Stellen Sie sich einen großen runden Kuchen vor (das ist Ihr Material).

  • Szenario A: Sie backen einen Kuchen, aber nur die untere Hälfte ist aus echtem, supraleitendem Teig. Die obere Hälfte ist nur normaler, nicht-leitender Teig.
    • Der Anteil: 50 % des Kuchens sind „Super".
    • Die alte Formel: Sie würde sagen: „Oh wow, der Kuchen ist fast 100 % Super!" (Sie überschätzt den Wert fast doppelt).
  • Szenario B: Sie backen einen Kuchen, bei dem nur ein kleiner, dicker Kern in der Mitte aus „Super"-Teig ist, aber der Rest ist normal. Auch hier sind es genau 50 % des Volumens.
    • Die alte Formel: Sie würde sagen: „Der Kuchen ist zu 75 % Super!"

Das Problem: Die Formel der ursprünglichen Forscher ignoriert, wie der supraleitende Teil im Material verteilt ist. Sie geht davon aus, dass alles perfekt gemischt ist, was in der Realität nie der Fall ist. Es ist, als würde man versuchen, den Zuckergehalt in einem Kuchen zu messen, indem man nur die Oberfläche leckt, aber vergisst, dass der Zucker vielleicht nur in der Mitte liegt.

3. Die Konsequenz

Weil diese falsche Formel in mehreren wichtigen wissenschaftlichen Artikeln verwendet wurde, sind die Ergebnisse dort alle zu optimistisch.

  • Die Wahrheit: Das Material ist wahrscheinlich nur zur Hälfte (ca. 50–60 %) supraleitend, nicht zu 80–90 %.
  • Die Bedeutung: Es ist immer noch eine tolle Entdeckung, aber es ist nicht so „perfekt", wie man dachte.
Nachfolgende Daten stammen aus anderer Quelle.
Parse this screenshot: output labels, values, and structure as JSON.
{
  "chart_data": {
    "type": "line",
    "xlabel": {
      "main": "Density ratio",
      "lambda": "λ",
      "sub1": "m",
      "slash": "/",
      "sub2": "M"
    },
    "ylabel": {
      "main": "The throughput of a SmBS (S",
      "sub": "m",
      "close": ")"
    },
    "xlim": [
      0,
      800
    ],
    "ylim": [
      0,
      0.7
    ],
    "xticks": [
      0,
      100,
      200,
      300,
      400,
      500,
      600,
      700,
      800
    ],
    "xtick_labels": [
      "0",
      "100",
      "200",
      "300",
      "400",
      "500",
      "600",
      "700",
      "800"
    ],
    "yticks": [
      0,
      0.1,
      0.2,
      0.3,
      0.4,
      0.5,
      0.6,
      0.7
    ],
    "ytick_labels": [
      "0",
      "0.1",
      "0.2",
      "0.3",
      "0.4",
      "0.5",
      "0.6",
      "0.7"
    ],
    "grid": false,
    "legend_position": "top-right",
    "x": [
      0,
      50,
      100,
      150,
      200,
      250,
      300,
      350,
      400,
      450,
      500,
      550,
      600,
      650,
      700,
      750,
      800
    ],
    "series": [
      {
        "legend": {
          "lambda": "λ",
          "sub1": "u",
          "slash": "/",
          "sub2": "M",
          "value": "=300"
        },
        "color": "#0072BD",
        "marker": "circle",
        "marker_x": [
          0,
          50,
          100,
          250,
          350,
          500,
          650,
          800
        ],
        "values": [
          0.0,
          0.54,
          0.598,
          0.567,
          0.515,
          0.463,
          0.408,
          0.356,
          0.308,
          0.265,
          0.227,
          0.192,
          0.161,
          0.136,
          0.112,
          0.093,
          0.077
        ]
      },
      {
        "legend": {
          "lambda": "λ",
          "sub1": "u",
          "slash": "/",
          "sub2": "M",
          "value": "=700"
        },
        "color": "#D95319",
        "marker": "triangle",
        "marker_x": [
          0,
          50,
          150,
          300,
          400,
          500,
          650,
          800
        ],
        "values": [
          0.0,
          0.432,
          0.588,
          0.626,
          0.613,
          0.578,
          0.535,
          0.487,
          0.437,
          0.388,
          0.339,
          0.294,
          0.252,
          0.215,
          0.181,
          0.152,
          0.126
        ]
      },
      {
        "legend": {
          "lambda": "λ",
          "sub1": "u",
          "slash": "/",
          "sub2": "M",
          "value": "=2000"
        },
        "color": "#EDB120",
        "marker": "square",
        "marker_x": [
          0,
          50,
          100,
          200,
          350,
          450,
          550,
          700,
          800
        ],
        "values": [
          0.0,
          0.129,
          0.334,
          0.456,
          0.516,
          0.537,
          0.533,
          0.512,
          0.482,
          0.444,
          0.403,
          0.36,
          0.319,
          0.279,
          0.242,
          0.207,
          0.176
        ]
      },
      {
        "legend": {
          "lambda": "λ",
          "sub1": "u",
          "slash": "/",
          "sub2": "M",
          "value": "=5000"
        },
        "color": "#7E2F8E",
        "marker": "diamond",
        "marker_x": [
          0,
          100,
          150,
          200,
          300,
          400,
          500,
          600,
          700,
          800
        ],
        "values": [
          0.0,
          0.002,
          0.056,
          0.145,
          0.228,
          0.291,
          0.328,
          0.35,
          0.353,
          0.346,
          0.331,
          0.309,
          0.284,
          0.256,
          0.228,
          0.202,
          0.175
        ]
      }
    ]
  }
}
Man muss die Formel ändern, um die echten Werte zu bekommen.

Zusammenfassung in einem Satz

Die Forscher haben entdeckt, dass ein berühmtes Experiment einen mathematischen Fehler gemacht hat, der wie eine falsche Waage wirkt: Sie wiegte ein halbes Kilo Gold als ein ganzes Kilo, weil sie die Formel zur Berechnung falsch angewendet haben. Jetzt korrigieren sie das, damit die Wissenschaft wieder auf dem Boden der Tatsachen steht.